What's the stack going to be used for? Roughly speaking, a stack is fast at freeing memory because you can just move the stack pointer down. But if the stack just contains pointers into the heap, which all still have to be freed one by one, is a stack still the best solution? –  Douglas Mar 23 '12 at 23:53
    
I'm not sure what you're asking here. The pointers you push will usually not be pointers to simple integers, but valid pointers to some kinds of objects. Isn't the caller responsible for managing the memory of those objects?

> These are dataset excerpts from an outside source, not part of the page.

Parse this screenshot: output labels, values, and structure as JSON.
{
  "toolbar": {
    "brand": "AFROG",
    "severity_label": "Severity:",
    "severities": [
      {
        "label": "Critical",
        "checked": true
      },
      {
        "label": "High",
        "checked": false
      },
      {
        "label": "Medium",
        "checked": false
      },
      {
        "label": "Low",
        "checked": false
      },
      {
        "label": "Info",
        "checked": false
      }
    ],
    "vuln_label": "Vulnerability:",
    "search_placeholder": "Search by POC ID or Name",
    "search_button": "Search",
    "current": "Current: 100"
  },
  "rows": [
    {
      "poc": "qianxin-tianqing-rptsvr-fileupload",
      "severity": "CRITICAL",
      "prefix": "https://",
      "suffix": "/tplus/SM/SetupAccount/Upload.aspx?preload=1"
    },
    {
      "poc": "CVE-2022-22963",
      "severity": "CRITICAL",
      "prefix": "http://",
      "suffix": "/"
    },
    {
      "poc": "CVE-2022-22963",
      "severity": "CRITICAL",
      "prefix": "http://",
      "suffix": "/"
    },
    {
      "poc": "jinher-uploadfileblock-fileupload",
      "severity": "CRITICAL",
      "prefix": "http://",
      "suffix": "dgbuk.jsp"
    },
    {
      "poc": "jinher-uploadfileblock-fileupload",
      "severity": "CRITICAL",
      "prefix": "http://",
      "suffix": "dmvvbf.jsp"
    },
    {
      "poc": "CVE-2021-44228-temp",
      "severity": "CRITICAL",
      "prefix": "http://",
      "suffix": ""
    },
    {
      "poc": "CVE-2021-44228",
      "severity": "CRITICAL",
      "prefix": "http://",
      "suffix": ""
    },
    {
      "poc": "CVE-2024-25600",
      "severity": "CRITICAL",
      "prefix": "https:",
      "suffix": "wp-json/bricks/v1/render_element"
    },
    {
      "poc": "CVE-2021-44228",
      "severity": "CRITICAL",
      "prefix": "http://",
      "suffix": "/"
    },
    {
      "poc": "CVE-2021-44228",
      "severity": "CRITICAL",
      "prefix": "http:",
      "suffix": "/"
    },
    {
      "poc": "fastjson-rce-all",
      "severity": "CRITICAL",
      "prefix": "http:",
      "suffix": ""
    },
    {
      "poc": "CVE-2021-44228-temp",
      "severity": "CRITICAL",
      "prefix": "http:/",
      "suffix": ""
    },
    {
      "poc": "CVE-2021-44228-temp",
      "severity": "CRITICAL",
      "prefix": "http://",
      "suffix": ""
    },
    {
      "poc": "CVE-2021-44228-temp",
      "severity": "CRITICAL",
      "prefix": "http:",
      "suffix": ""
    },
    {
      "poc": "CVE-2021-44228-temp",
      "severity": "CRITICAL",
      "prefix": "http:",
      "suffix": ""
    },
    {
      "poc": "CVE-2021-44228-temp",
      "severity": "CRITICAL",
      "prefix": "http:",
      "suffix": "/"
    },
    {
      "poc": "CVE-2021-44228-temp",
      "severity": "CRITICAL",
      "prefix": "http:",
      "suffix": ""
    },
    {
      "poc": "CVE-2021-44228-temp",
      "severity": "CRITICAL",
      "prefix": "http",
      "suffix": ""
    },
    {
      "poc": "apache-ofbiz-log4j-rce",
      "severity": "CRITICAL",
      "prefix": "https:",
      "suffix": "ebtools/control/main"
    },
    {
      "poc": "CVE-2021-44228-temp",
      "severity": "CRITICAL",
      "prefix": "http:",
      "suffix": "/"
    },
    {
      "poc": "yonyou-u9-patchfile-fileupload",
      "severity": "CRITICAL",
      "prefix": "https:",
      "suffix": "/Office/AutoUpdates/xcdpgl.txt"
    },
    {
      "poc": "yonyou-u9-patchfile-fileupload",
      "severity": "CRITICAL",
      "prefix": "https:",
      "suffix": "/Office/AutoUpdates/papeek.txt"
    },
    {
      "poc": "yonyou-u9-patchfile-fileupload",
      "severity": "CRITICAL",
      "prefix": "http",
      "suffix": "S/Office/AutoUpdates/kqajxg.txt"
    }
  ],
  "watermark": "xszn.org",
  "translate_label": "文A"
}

Or are you considering a stack implementation which adopts the responsibility over the pointers and free's them if the stack is destroyed? –  Niklas B. Mar 23 '12 at 23:56
    
@Douglas This is for an implementation of a stack-based language, so I don't have much choice in data structure type - it needs to at least be pushable, peekable, and popable –  Rotten194 Mar 24 '12 at 0:06
    
@NiklasB. Yeah, I'd like something I can just fire-and-forget objects into if I need to. –  Rotten194 Mar 24 '12 at 0:08

2 Answers 2

up vote 1 down vote accepted

If the types are going to be mixed, something needs to know what the type is.

If it is the client (or user) of the stack who will cast types back to their correct form, then that's fine, but the size still needs to be available to the stack.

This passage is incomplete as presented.